Лавр обреченно кивнул.
– Изображение приняло странный, провидческий характер, не так ли? – следователь подбирался к жертве, как кот к мыши. – Изображение изменилось, оно нарисовало будущее молодого Соболева, как если бы вы этого хотели. Оно неким таинственным образом отобразило ваши черные мысли относительно кузена. Осталось понять, что вы тогда думали о прекрасной и так нежно любимой тетушке?
Глава седьмая
Явление золовки недаром отозвалось в душе молодой госпожи Соболевой тяжелым чувством. Новый человек в доме всегда обуза для хозяйки, особенно если он чужой. А то, что новоявленная родственница, хоть и родная сестра мужа, а все же совершенно чужой человек, было ясно совершенно с первого мига её пребывания в доме брата. Ведь недаром же Викентий Илларионович долгие годы не поддерживал с сестрой почти никаких отношений.
Гостье отвели комнату, где она расположилась с давно забытым комфортом.
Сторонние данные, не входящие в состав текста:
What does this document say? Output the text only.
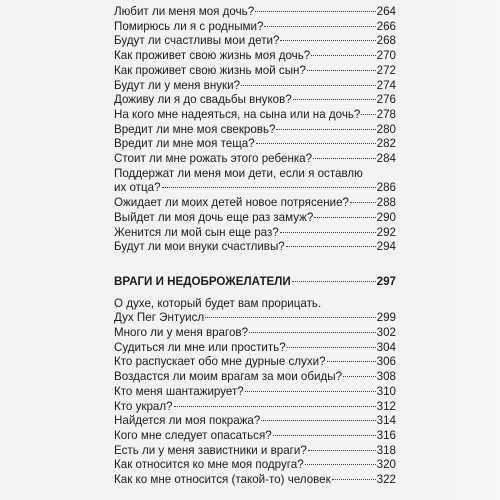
Любит ли меня моя дочь?	264
Помирюсь ли я с родными?	266
Будут ли счастливы мои дети?	268
Как проживет свою жизнь моя дочь?	270
Как проживет свою жизнь мой сын?	272
Будут ли у меня внуки?	274
Доживу ли я до свадьбы внуков?	276
На кого мне надеяться, на сына или на дочь? 278
Вредит ли мне моя свекровь?	280
Вредит ли мне моя теща?	282
Стоит ли мне рожать этого ребенка?	284
Поддержат ли меня мои дети, если я оставлю
их отца?	286
Ожидает ли моих детей новое потрясение? 288
Выйдет ли моя дочь еще раз замуж?	290
Женится ли мой сын еще раз?	292
Будут ли мои внуки счастливы?	294
ВРАГИ И НЕДОБРОЖЕЛАТЕЛИ	297
О духе, который будет вам прорицать.
Дух Пег Энтуисл	299
Много ли у меня врагов?	302
Судиться ли мне или простить?	304
Кто распускает обо мне дурные слухи?	306
Воздастся ли моим врагам за мои обиды?	308
Кто меня шантажирует?	310
Кто украл?	312
Найдется ли моя покража?	314
Кого мне следует опасаться?	316
Есть ли у меня завистники и враги?	318
Как относится ко мне моя подруга?	320
Как ко мне относится (такой-то) человек	322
Пришлось пройтись по лавкам и магазинам, обновить гардероб, чтобы родная сестра самого профессора Соболева не выглядела чучелом. Приглашенный парикмахер изрядно потрудился над её волосами. Теперь можно было без смущения явить миру забытую родственницу. Поначалу Василиса все время проводила в лазарете пансиона, а когда сын пошел на поправку, перевезла его на квартиру Соболевых и неотлучно находилась при нем. Мальчик скоро поправился и заметно повеселел. К тому времени его мать совершенно освоилась в новом мире. Теперь надобно было устроить все так, чтобы сделаться нужной брату, чтобы он не отослал её обратно в ненавистную провинциальную глушь к опостылевшему супругу.
– Любезный братец, бедная Серафимушка так устает с мальчиком, так устает! Уж на ней и лица нет! Позволь мне помогать ей по хозяйству, она ведь такая молоденькая, слабенькая! В доме столько дел! И кухарке приказать, и провизию выбрать, и прислугу приструнить, да мало ли чего! А я тут как тут!